09 dezembro 2022

Um juiz do Supremo (161)

 (Continuação daqui)


161. Fuga de capitais


Lê-se, relê-se, volta-se a ler, pasma-se e não se acredita (cf. aqui).

A cena desenrola-se nos arredores de Bragança. O chefe do bando é enteado de uma das suspeitas e o seu irmão Manuel também faz parte do bando.

Uma amiga da madrasta, emigrante em França mas de férias em Bragança, é suspeita de transportar três sacos com dinheiro, cada um com 150 mil euros, em notas grandes do Banco Central Europeu.

O objectivo é levar o dinheiro para França, pondo-o a salvo da cobiça dos enteados da amiga.

Este dinheiro teria sido levantado pela madrasta da conta bancária do pai, que falecera nessa manhã.

É o caso clássico, e o mais boçal, da fuga de capitais, em que o capitalista, por si ou por interposta pessoa, faz sair o dinheiro do país pela fronteira terrestre, devidamente acondicionado em grandes sacos ou malas cheias de notas.

É noite, o corpo do pai, um conhecido empresário da cidade, ainda jaz quente, decorre o velório na Igreja. 

Os bandidos combinam jantar à vez para não perderem a suspeita de vista.  

Até que chega o momento decisivo. A suspeita abandona a Igreja e o velório e mete-se no carro, dirigindo-se para casa. 

Logo depois, dois bandidos seguem-na de perto, também de carro, ao mesmo tempo que alertam os outros membros do bando.

A suspeita faz uma paragem no caminho para tomar café e comprar tabaco.

Imediatamente um dos membros do bando entra no café para vigiar o que ela está a fazer.

A suspeita volta ao carro e retoma o caminho de casa.

Os bandidos, agora já em número de quatro, vão atrás dela.

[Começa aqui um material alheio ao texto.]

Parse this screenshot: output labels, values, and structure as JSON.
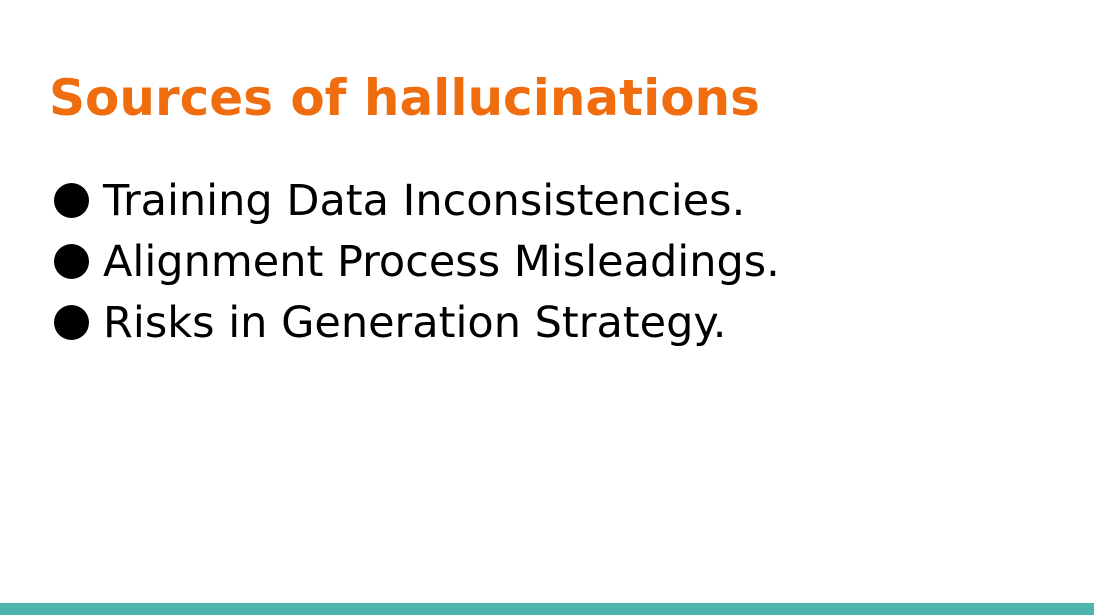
{
  "slide": {
    "title": "Sources of hallucinations",
    "bullets": [
      "Training Data Inconsistencies.",
      "Alignment Process Misleadings.",
      "Risks in Generation Strategy."
    ]
  },
  "colors": {
    "title": "#ef6c0f",
    "text": "#000000",
    "accent_bar": "#4db6ac",
    "background": "#ffffff"
  }
}
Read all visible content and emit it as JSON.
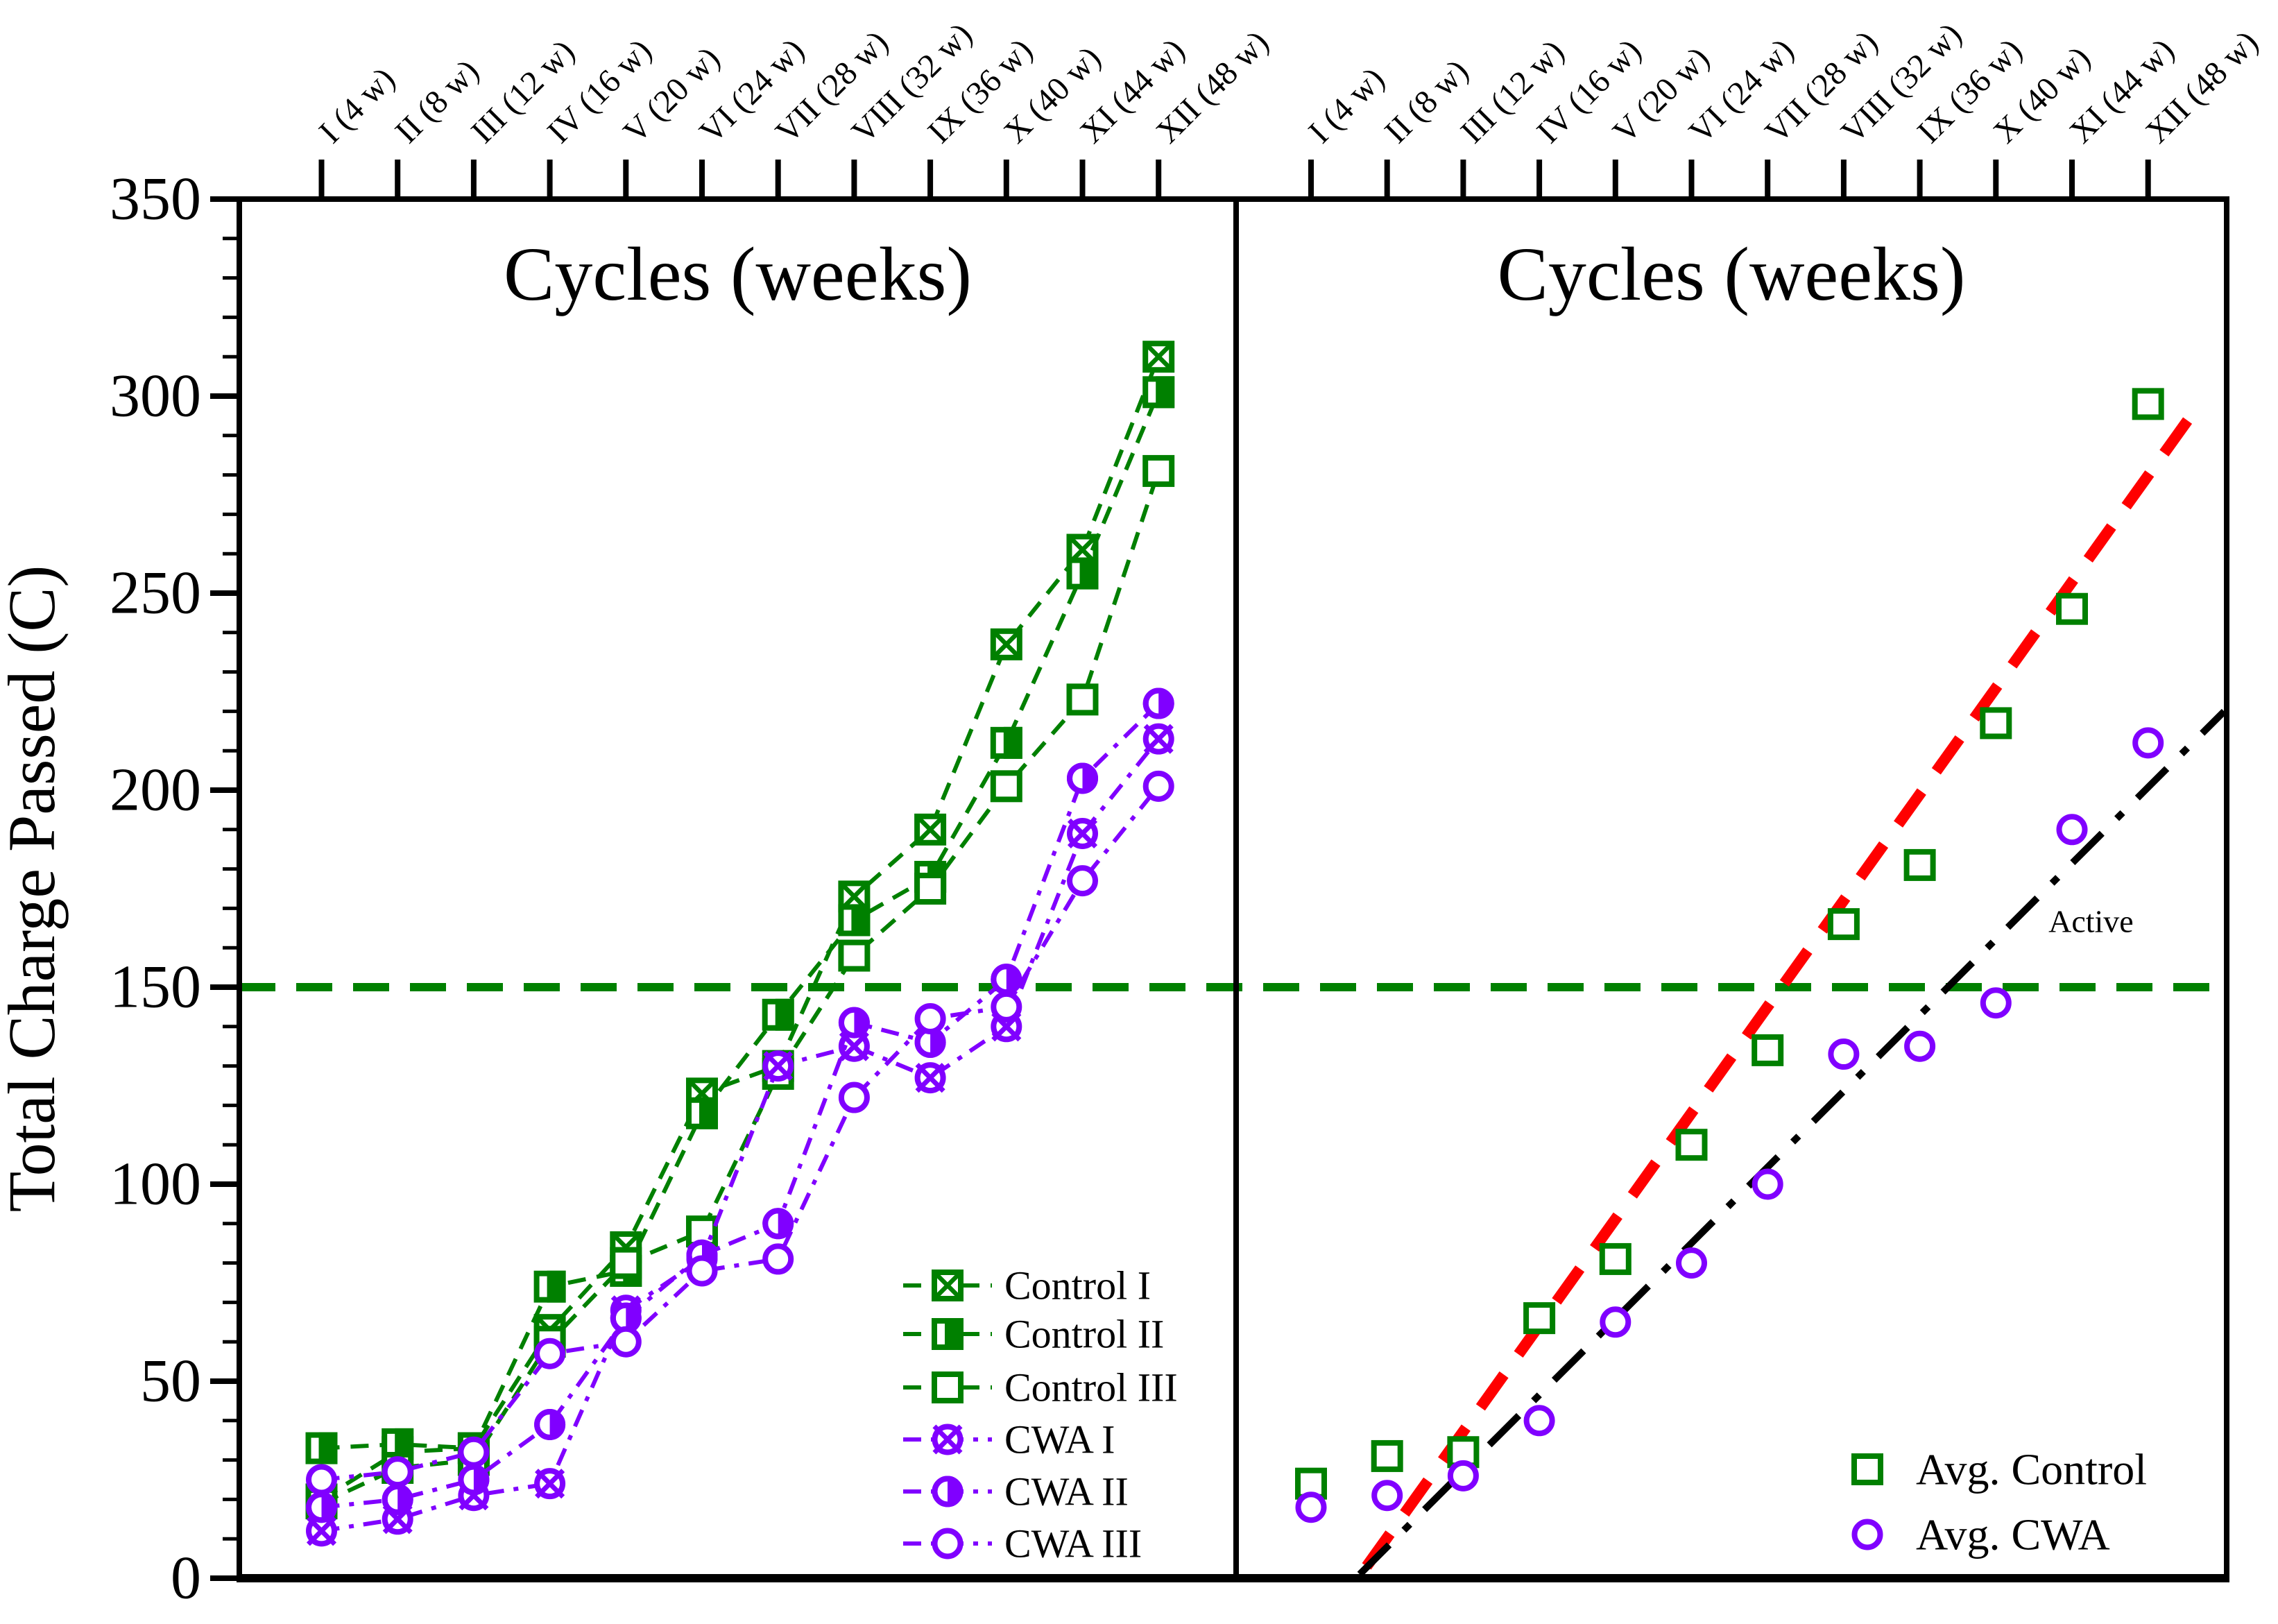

Quando a suspeita pára à porta de casa, e se prepara para entrar na garagem, é impedida de sair do carro através de violência física, e sequestrada pelos bandidos.

Segue-se uma grande altercação que dura cerca de duas horas, a suspeita é ameaçada de morte com uma pistola, e também de violência sexual, se é para dar às palavras o seu significado mais literal. "Eu fodo-te", diz o chefe do bando à suspeita.

Perante os protestos da suspeita de que aquilo é ilegal e mesmo crime, o chefe do bando, sabendo que ela fala francês, diz que é o Luís XIV e grita-lhe aos ouvidos: "A LEI SOU EU!",

E, de facto, tem alguma razão, porque são os próprios bandidos, na pessoa do chefe, que chamam a polícia, e a polícia vem solícita a seu pedido. O chefe do bando tem mesmo o número do telefone privado do comandante da polícia.

A polícia revista a suspeita, o carro, a casa e não encontra dinheiro nenhum.

Que pena, a história estava a ser tão interessante. Um caso gorado de fuga de capitais à antiga portuguesa.

É apreendido um revólver pertencente ao chefe do bando.

A suspeita vai dali, de ambulância, em estado de choque, para o hospital da cidade.

E o chefe dos bandidos vai dali, cinco anos depois, para juiz do Supremo.